What Is A Good Interval Running Workout

Interval running workouts are a fantastic way to boost your running performance and improve your overall fitness. As a passionate runner myself, I can attest to the effectiveness of interval training in taking your running to the next level. In this article, I will delve deep into the details of what makes a good interval running workout and provide personal touches and commentary along the way.

What are Interval Running Workouts?

Interval running workouts involve alternating between periods of high-intensity running and periods of recovery or low-intensity running or walking. This type of training stimulates your cardiovascular system and helps build endurance, speed, and stamina. By pushing your body to its limits during the high-intensity intervals and allowing recovery in between, you can improve your performance and break through plateaus.

Designing an Effective Interval Running Workout

When designing an interval running workout, there are a few key factors to consider:

1. Intensity

The intensity of your high-intensity intervals should challenge you, but also be sustainable throughout the workout. Aim to maintain a pace that makes it difficult to hold a conversation but not so intense that you burn out quickly.

2. Duration

The duration of your intervals and the length of your recovery periods will depend on your fitness level and running goals. Beginners may start with shorter intervals, such as 30 seconds of sprinting followed by 90 seconds of recovery. As you progress, you can increase the duration of your intervals and decrease the recovery time.

3. Ratio

The ratio of work to recovery is an important aspect of interval running workouts. A commonly used ratio is 1:2, meaning the recovery period is twice as long as the high-intensity interval. This allows for adequate recovery while still challenging your body.

4. Variety

Adding variety to your interval running workouts is essential to prevent boredom and keep your body guessing. Mix up the types of intervals you do, such as hill sprints, track intervals, or fartleks (unstructured intervals). This variety not only keeps things interesting but also targets different muscle groups and energy systems.

5. Progression

Just like any training program, it’s important to progress gradually with interval running workouts. Start with shorter intervals and fewer repetitions, and gradually increase the intensity, duration, and volume as your fitness improves. This gradual progression helps reduce the risk of injury and allows your body to adapt to the demands of high-intensity running.

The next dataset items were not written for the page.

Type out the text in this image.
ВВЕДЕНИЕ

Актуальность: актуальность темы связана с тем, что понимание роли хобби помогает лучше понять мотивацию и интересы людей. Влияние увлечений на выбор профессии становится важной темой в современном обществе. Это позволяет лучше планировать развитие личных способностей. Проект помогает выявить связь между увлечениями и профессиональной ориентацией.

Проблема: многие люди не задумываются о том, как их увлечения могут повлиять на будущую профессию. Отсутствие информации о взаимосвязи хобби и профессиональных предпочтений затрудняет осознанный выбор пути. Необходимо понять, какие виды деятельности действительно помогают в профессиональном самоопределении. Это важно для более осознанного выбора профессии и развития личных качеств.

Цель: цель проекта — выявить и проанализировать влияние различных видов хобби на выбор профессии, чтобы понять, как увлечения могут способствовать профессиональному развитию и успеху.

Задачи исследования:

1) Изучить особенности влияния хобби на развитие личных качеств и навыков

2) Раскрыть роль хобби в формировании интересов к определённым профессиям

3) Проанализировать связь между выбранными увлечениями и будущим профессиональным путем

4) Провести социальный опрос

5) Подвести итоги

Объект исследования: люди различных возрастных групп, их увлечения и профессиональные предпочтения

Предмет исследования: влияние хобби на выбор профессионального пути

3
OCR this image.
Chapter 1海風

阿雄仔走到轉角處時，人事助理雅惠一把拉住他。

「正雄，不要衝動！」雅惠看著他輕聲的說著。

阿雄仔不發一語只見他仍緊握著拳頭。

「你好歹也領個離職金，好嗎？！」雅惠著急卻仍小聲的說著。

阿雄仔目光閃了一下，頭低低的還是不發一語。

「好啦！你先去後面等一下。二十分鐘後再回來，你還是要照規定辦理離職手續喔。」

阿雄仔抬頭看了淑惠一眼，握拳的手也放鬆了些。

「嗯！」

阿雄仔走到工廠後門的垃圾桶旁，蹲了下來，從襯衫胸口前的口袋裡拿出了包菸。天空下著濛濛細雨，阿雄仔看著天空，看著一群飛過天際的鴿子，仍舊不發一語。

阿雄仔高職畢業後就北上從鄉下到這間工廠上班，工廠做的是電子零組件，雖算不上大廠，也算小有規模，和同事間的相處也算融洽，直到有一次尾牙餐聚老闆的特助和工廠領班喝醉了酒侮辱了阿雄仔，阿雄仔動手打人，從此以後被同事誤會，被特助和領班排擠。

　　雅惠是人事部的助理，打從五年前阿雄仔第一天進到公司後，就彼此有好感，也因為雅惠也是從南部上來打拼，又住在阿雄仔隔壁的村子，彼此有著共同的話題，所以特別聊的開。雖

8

My Personal Interval Running Journey

Interval running has played a significant role in my own running journey. As someone who enjoys long-distance running, I initially focused solely on building mileage. However, I soon realized that my pace and endurance were not improving as much as I had hoped.

That’s when I decided to incorporate interval running workouts into my training routine. I started with shorter intervals, such as 400-meter repeats on the track, and gradually increased both the intensity and duration of my high-intensity intervals.

I found that interval running not only helped me increase my speed but also improved my overall running economy. My body became more efficient at using oxygen, and I could maintain a faster pace for longer periods of time. This translated into faster race times and a greater sense of accomplishment.


Interval running workouts are a powerful tool for runners of all levels. By incorporating high-intensity intervals into your training routine, you can push your limits, improve your speed and endurance, and break through plateaus. Remember to design your workouts with intensity, duration, ratio, variety, and progression in mind. And most importantly, listen to your body and enjoy the journey of becoming a stronger and faster runner.